第4章 第2話

文字数 1,327文字

 …… これでは営業部の彼等がキレても仕方あるまい。社長には自腹で弁償して貰おう。

「お疲れさん。夕飯前に温泉入ってきたらどうだい?」
 城島は苦笑いしながら、
「あーー、もう二回行ってますんで… 専務、どうぞー、めっちゃええ湯でっせ」

 おい。社長、部長ら上司が雪山で奮闘している最中、既に二回も温泉に浸かっていただと?
 これでは営業部の彼等がブチ切れてもしょうがあるまい… 後でそれとなくフォローしておかねば…

 既に日本酒の一升瓶を抱えて女子達や泉さんと飲み交わしている光子に、
「おい、俺たちも温泉行こう。中々良いらしいぜ」
「はいよっ んじゃテメーら、また後でな。それとポン酒足りねえから、買い足しとけや」

 こらっ 俺の部下をパシらせるな! 光子混同… いや、公私混同は役員としてあるまじき行為なのd―
「ガッテンでーす、姐御―」
「もうワンケース頼んでおきまぁす」
「早く戻ってきてくださいよぉー姐御」

 …… なんか俺より人気が…

 泉さんオススメの露天風呂は素直に楽しみである。先に営業部の村松課長と大崎が入っているので、どうせ嫌味の一つでも言われるだろうと覚悟して脱衣所から出る。

 既に辺りは闇に包まれており、昔ながらの行燈の柔らかい灯りが仄かに揺れている。何という風情だろう。俺は寒さに震えつつ思わず見入ってしまう。

 巨石をくり抜いて作られた岩風呂が薄闇の中で何人をも受け入れんとドッシリと待ち構えている。正に『器が大きい』とはこの事なのか。その中で営業部の村松と大崎が惚けた表情で湯に浸かっている。

「あーーー、金みちゅ専務――」

「おつかれちゃまでぇーす」

 どうした? 何が起きた?
 俺は軽く手を上げて返答し、ゆっくりと岩風呂に近づいていく。

 ハァーーーーーーーーーーーーーーーーーーーーーーーーーーーーーー

 極楽、とはこの場所の事なのか!

 行燈のみの間接照明なので外は殆ど見えないのだが、それがかえって落ち着いた雰囲気を醸し出している、さながら母親の胎内に包まれているかの如く。

 湯の温度も絶妙で、身体と心がじわじわと溶かされていく気分になってくる。同時に今日一日の蟠りが全て湯に溶け去っていく。いや、今日一日どころか今月、いや今年中の嫌な事が心から抜かれていく気分である。
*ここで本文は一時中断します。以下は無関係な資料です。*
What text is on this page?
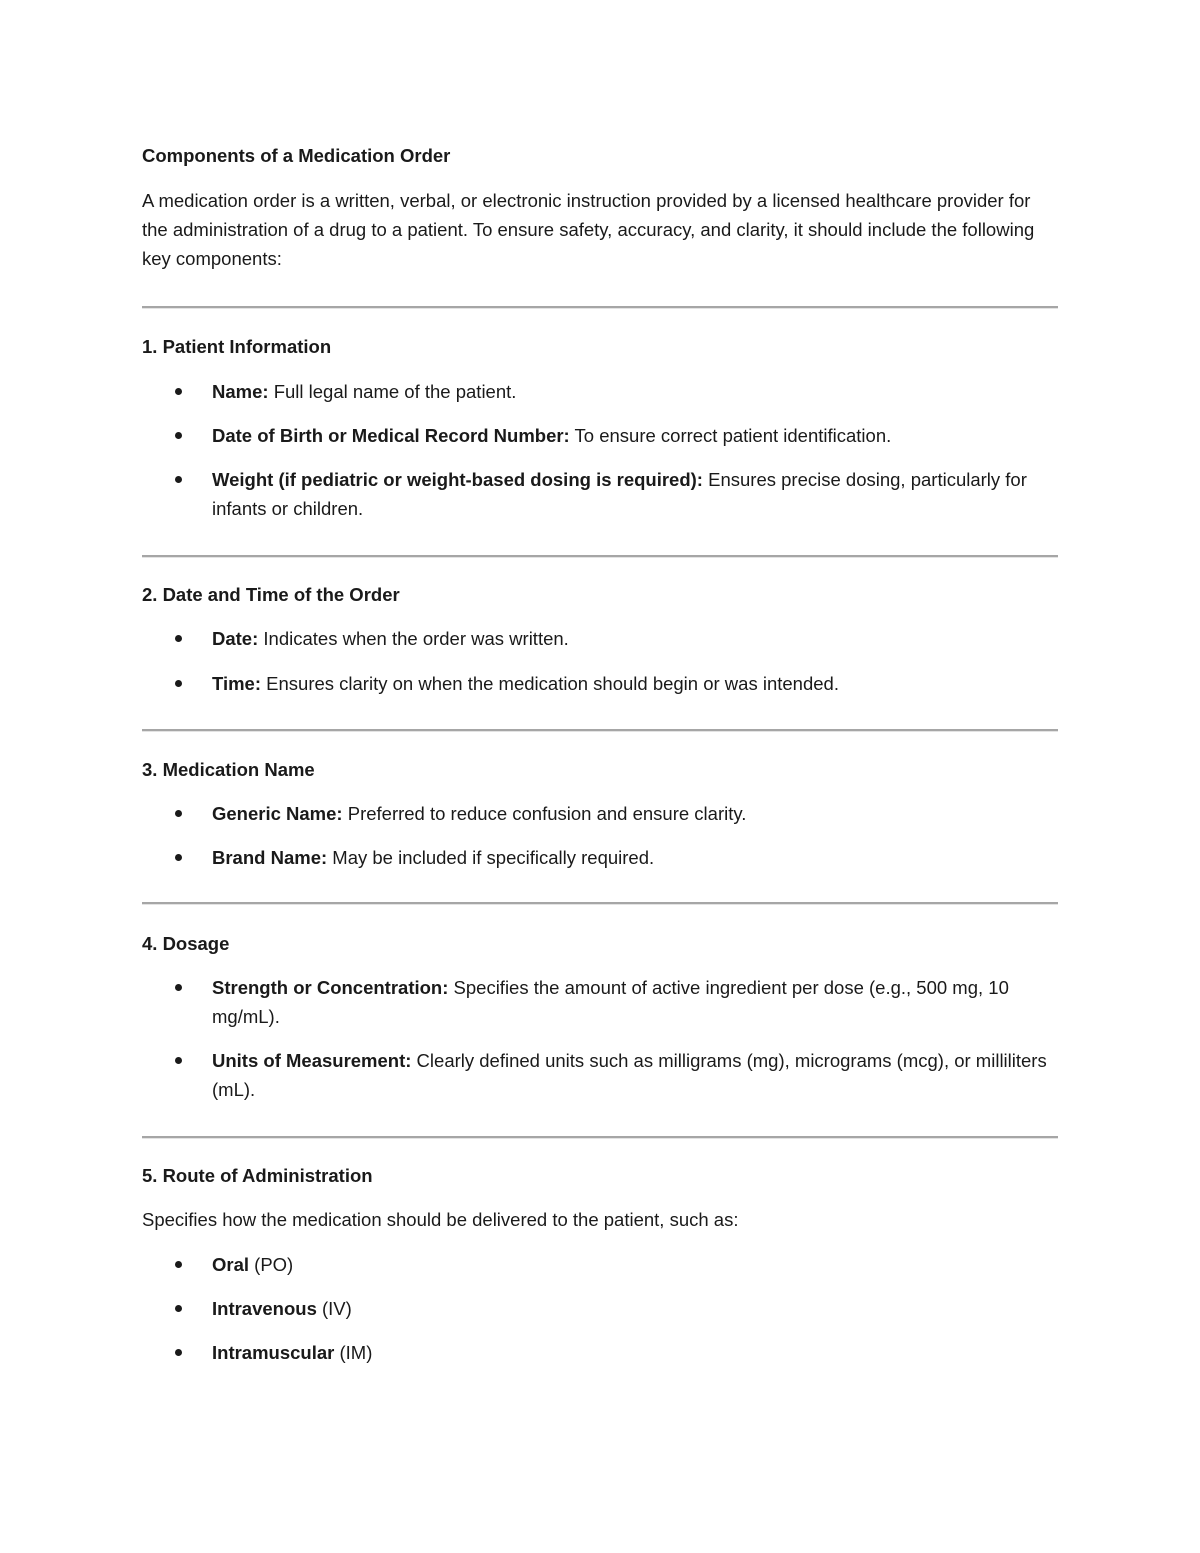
Components of a Medication Order

A medication order is a written, verbal, or electronic instruction provided by a licensed healthcare provider for the administration of a drug to a patient. To ensure safety, accuracy, and clarity, it should include the following key components:

1. Patient Information

Name: Full legal name of the patient.
Date of Birth or Medical Record Number: To ensure correct patient identification.
Weight (if pediatric or weight-based dosing is required): Ensures precise dosing, particularly for infants or children.

2. Date and Time of the Order

Date: Indicates when the order was written.
Time: Ensures clarity on when the medication should begin or was intended.

3. Medication Name

Generic Name: Preferred to reduce confusion and ensure clarity.
Brand Name: May be included if specifically required.

4. Dosage

Strength or Concentration: Specifies the amount of active ingredient per dose (e.g., 500 mg, 10 mg/mL).
Units of Measurement: Clearly defined units such as milligrams (mg), micrograms (mcg), or milliliters (mL).

5. Route of Administration

Specifies how the medication should be delivered to the patient, such as:

Oral (PO)
Intravenous (IV)
Intramuscular (IM)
正にデトックス効果とはこの事を言うのであろうか。

 二人を見ると、やはり毒を抜かれたような惚けた顔をしてこの風呂の快楽に身を委ねている。

「専務ーー。いい湯ですねーー」

「そーーだなーー堪らないわーー」

「あーー彼奴らと角付き合うの、アホらしゅうなってきたわーー」

「ですねーー あー腹減ったーー」

「それなーー。夕飯何だろなーー」

「専務ーー、奥さん歌上手いっすねーー」

「げえーー、アイツまたーー。仕方ねえヤツだあーー、ごめんなーー」

「いーーえーー。後で紹介してくださいよーー」

「おっけーー。あ! 雪が降ってきたぞぉー」

「マジすか… うわー 何これ、超カンドーなんですけどーー」

「あーー、これで日本酒なんかあればなあーー」

「飯の後、また入りますかーー」

「いーーねーー、何度でも入りに来ようぜーー」

 城島は正しかった。これは何度でも入りたくなる湯である。後で城島も誘ってのんびりと浸かりにこよう。